5. For hypocalcaemia, forgetting the diagnostic logic: low calcium plus low/absent intact PTH points to hypoparathyroidism rather than just “low diet”.
6. Overgeneralising milk fever as simple dietary deficiency: the described mechanism is failure to meet sudden calcium demand, even with high late-pregnancy calcium diets.

✅ Exam Checklist

1. List major calcium functions and identify where ~99% of body calcium is stored.
2. Describe the three blood calcium forms and their approximate percentages.

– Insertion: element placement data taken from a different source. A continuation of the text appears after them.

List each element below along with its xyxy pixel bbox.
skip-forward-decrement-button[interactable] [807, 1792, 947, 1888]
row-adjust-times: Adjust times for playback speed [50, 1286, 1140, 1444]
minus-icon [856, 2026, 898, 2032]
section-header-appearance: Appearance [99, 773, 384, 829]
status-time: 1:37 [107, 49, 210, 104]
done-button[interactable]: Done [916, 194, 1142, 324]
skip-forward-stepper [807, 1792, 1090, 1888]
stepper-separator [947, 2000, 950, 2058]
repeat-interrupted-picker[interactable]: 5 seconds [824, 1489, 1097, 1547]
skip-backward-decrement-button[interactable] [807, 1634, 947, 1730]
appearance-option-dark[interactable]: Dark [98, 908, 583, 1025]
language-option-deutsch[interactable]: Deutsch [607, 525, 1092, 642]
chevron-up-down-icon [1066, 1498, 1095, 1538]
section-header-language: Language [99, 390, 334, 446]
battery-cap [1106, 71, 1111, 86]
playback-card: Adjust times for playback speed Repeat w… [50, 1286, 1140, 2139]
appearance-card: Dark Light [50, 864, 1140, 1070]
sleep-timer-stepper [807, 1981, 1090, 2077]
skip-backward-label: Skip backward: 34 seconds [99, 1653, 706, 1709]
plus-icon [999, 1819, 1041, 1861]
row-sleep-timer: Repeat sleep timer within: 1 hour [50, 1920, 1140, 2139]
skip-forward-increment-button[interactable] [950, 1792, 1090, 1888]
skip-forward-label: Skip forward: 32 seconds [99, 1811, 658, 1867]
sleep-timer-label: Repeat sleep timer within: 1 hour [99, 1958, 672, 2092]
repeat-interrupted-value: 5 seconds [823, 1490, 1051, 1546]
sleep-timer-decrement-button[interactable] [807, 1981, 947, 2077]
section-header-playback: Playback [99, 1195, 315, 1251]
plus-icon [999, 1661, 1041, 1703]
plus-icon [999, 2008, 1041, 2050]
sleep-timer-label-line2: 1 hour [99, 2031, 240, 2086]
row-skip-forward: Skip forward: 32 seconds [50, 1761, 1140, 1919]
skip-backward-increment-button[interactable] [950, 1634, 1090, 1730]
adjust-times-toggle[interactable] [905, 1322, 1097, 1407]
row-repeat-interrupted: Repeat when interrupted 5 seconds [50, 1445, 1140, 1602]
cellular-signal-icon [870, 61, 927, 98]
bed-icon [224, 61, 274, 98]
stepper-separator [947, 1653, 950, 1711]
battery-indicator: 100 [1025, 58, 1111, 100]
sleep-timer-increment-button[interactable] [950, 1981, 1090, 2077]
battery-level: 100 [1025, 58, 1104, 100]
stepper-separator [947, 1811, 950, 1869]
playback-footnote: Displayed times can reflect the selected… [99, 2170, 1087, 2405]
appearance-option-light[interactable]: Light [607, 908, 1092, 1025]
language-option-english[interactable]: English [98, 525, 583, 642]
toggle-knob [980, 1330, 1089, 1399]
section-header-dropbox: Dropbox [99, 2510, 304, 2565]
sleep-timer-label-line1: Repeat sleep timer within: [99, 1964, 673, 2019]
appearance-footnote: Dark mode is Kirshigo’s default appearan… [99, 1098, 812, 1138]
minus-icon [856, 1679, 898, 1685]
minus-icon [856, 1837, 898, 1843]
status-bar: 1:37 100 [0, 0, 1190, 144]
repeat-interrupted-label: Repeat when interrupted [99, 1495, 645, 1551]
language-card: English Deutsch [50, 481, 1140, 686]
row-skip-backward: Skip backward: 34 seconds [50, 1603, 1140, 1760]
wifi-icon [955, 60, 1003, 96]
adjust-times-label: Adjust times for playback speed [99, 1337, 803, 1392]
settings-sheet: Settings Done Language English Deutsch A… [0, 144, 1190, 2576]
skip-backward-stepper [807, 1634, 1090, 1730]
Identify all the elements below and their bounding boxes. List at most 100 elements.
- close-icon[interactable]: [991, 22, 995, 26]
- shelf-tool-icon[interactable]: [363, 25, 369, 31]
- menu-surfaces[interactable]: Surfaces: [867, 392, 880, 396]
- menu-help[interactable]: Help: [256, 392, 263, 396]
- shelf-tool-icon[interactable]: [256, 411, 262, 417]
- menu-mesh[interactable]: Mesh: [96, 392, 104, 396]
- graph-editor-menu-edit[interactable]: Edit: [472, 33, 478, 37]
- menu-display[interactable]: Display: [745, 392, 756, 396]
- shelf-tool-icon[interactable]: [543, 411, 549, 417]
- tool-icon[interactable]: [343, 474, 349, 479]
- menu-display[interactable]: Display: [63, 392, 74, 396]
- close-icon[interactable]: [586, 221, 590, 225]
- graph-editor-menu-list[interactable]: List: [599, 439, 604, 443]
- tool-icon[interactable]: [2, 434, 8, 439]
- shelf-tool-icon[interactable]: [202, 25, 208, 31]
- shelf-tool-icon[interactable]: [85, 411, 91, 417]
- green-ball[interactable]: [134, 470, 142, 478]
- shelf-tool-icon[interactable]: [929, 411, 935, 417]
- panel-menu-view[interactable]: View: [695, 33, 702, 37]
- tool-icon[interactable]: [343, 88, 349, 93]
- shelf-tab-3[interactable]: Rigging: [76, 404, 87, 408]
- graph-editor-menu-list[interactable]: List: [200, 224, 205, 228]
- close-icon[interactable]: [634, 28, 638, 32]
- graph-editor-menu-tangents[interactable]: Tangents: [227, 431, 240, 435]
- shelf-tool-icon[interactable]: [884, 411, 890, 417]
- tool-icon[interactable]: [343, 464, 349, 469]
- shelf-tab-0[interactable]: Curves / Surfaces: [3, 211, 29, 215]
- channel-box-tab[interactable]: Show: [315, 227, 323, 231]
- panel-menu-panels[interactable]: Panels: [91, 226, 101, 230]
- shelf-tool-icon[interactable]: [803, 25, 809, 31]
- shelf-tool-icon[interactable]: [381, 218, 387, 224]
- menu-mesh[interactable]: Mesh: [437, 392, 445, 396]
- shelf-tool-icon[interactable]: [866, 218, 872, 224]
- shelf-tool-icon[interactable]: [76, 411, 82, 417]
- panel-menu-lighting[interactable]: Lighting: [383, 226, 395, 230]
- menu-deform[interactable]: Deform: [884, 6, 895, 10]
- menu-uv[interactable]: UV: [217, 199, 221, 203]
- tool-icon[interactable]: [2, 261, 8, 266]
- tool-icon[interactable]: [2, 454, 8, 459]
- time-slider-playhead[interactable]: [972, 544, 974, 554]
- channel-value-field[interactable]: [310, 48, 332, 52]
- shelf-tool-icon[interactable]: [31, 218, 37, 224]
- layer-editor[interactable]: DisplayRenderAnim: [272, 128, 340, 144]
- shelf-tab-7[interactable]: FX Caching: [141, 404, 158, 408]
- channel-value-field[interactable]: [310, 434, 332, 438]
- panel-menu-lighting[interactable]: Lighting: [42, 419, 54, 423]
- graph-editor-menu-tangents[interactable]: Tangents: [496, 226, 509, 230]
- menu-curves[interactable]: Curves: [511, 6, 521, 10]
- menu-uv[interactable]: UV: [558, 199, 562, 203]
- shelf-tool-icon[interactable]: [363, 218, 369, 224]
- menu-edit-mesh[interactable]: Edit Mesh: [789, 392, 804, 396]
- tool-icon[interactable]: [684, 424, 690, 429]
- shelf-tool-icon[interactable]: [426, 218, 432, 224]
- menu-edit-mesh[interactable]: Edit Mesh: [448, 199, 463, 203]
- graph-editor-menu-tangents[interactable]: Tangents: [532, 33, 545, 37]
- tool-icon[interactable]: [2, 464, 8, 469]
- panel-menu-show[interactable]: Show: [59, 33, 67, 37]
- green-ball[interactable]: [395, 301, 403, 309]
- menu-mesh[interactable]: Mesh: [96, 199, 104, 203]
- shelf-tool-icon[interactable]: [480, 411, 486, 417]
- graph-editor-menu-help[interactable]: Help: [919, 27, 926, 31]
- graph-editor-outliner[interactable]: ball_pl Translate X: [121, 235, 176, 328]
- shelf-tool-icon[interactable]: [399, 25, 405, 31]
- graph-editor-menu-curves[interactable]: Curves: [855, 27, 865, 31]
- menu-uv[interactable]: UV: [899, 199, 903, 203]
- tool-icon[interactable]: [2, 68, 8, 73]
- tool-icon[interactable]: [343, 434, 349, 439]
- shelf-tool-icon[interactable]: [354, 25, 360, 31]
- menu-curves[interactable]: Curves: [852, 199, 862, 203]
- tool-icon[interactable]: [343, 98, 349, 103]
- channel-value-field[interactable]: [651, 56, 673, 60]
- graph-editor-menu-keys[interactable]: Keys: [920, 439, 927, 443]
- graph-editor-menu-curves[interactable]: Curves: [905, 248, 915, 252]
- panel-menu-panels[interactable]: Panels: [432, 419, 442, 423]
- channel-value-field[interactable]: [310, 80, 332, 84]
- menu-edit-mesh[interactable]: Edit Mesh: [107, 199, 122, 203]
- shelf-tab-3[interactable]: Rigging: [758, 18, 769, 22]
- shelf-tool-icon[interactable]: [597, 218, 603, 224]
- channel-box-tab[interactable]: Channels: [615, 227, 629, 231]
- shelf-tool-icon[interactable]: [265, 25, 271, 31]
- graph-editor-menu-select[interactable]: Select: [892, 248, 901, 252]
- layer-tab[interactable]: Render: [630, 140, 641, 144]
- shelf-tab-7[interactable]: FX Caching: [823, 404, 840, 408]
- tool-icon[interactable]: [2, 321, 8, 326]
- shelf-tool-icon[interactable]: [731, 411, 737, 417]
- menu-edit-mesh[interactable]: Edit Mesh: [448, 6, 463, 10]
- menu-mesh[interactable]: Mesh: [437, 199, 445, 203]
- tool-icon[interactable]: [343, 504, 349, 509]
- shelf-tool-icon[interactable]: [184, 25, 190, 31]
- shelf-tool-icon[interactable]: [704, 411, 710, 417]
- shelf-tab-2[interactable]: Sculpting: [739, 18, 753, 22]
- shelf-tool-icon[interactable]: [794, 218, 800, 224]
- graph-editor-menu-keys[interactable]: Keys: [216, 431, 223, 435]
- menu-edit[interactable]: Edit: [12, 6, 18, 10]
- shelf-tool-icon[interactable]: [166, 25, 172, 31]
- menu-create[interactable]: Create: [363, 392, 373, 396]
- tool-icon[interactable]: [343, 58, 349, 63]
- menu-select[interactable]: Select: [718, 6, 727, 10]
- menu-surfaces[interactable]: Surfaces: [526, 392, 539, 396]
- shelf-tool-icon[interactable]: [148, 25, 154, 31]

3. Explain the two bone calcium pools (readily vs slowly exchangeable) and where rapid exchange occurs.
4. State how low vs high plasma calcium changes PTH-driven bone transport for rapid and slow pools.
5. Describe how PTH, calcitriol, and calcitonin act on bone, kidney, and GI tract to regulate ECF calcium.
6. Reconstruct vitamin D activation: vitamin D2 vs D3, liver 25-hydroxylase, kidney 24-hydroxylase vs PTH-stimulated 1α-hydroxylase.
7. Explain calcitriol’s mechanism of increasing intestinal calcium absorption via nuclear VDR and specific transport proteins.
8. Summarise phosphate regulation: kidney as main site, 80–90% reabsorption, renal threshold, and PTH decreasing Na/P transporters.
9. Describe parathyroid gland structure (four nodules) and cell types, including which cells secrete PTH and how CaSR controls secretion.
10. Explain calcitonin’s source (C-cells) and effects on bone resorption and renal excretion.
11. Explain PTHrP: receptor binding similarity to PTH, extra receptor diversity, and the paraneoplastic hypercalcaemia mechanism without negative feedback.
12. For birds, state eggshell calcium carbonate composition, yolk/egg phosphate context, and the role of medullary bone before laying.
13. For long-term calcium deficits, link excessive ECF calcium loss to hypocalcaemia signs (inappetence, ataxia, paresis, tetany).
14. Use the Cornelius case logic to interpret hypocalcaemia with intact-PTH assay results and state the treatment sequence (IV calcium gluconate then oral calcium + vitamin D3).